Hospice Care of the LowCountry

5 Questions to Ask at End-of-Life

Surgeon, a public health researcher, and author Atul Gawande is inspiring end-of-life conversations with his bestselling book, Being Mortal. The book, which was also turned into a documentary shown on PBS’s Frontline, continues to be an integral part of a larger conversation on end-of-life choices for living your own mortality as fully as you can without solely focusing on what treatment will extend life.

Questions such as What are your biggest fears and concerns? What goals are most important to you? What trade-offs are you willing to make? What sacrifices are you willing to endure now for the possibility of more time later? have been increasingly showing up in end-of-life conversations, taking their cue from hospice and palliative care physicians and staff. 

If families and doctors learn to ask and then really listen to the answers, Gawande believes that care in this country will radically change.

His personal and professional experiences surrounding end-of-life have inspired him to create a systematic approach that gives patients a feeling of control and a sense of relief. Part of that is training doctors through his research center, Ariadne Labs (a collaboration between the Harvard School of Public Health and Brigham and Women’s Hospital in Boston), to ask end-of-life patients five questions that would allow the doctors to test and measure what changes for patients when they begin to think of quality end-of-life rather than just the diagnosis.

“We tend to assume that safety and health are paramount, without asking: ‘Are you lonely? What would you like?’ And if the Alzheimer’s patient wants to eat 40 cookies, that’s not necessarily good for him—but I want to say, ‘So what?’ That’s living,” Gawande said.

This doesn’t mean terminal patients should give up on getting the treatments they want; but rather, it means they should look at the priorities that are most important to them.

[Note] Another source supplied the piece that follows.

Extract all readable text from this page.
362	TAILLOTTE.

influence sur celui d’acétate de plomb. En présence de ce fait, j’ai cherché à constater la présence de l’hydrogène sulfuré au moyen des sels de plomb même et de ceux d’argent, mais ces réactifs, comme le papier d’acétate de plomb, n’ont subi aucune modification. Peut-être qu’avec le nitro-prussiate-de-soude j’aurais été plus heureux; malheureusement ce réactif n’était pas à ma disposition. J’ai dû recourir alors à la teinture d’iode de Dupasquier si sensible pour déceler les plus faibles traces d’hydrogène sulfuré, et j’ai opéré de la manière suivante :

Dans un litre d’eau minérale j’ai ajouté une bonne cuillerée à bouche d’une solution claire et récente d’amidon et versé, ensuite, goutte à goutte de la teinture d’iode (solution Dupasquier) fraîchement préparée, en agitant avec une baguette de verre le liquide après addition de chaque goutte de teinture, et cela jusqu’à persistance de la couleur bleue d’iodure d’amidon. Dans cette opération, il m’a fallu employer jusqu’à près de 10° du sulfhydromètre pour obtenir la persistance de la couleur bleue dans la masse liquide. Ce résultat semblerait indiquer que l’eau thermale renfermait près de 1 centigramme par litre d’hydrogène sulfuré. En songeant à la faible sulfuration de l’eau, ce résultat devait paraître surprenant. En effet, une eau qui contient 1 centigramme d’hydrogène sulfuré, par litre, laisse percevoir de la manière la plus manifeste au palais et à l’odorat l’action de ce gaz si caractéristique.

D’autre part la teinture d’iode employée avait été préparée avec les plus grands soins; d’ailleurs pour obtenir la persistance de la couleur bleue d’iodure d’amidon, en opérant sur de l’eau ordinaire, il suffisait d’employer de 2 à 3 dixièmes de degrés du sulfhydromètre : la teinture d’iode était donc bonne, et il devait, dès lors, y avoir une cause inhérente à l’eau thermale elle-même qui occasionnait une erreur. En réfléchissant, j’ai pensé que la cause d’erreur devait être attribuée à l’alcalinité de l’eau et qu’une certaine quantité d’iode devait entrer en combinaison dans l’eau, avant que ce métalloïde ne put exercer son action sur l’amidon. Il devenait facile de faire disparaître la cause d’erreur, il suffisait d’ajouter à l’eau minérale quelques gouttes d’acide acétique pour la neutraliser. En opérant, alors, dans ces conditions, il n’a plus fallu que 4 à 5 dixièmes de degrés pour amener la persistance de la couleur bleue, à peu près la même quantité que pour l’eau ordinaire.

Similar to the Checklist Manifesto that Gawande created to make sure surgeons followed a system to operate on the right limb, he is using the same approach for end-of-life care by asking patients facing a serious illness the following five questions: 

  • What is your understanding of where you are and of your illness?
  • Your fears or worries for the future
  • Your goals and priorities
  • What outcomes are unacceptable to you? What are you willing to sacrifice and not?
  • What would a good day look like?

“Asking these allows everybody to understand what the goal really is—what are you really fighting for?” he says. “The conversation has to happen well before the end. Too often, a crisis is when we have this conversation. And you need to ask repeatedly because people change their minds.”

In his practice at Dana-Farber Cancer Institute, Gawande is working with doctors in end-of-life care approach to training them in asking these questions. Anxiety levels of patients whose doctors had these conversations versus the ones who didn’t show a perceptible drop in anxiety. Conversations like this don’t have to wait before a serious illness settles in. It can start within the family, such as with an aging parent.

It’s normal to get some push-back the first time a person’s mortality is brought up in conversation. It can certainly be anxiety-provoking, and the subject brushed off as not necessary to talk about “right now”, but at least the conversation has been sparked and the seed has been planted for loved ones to think about and process, thereby opening up the chance for them to talk about it later when they are ready. 

No matter how awkward it is to begin a conversation on someone’s end of life desires, the most important thing you can do is at least start it.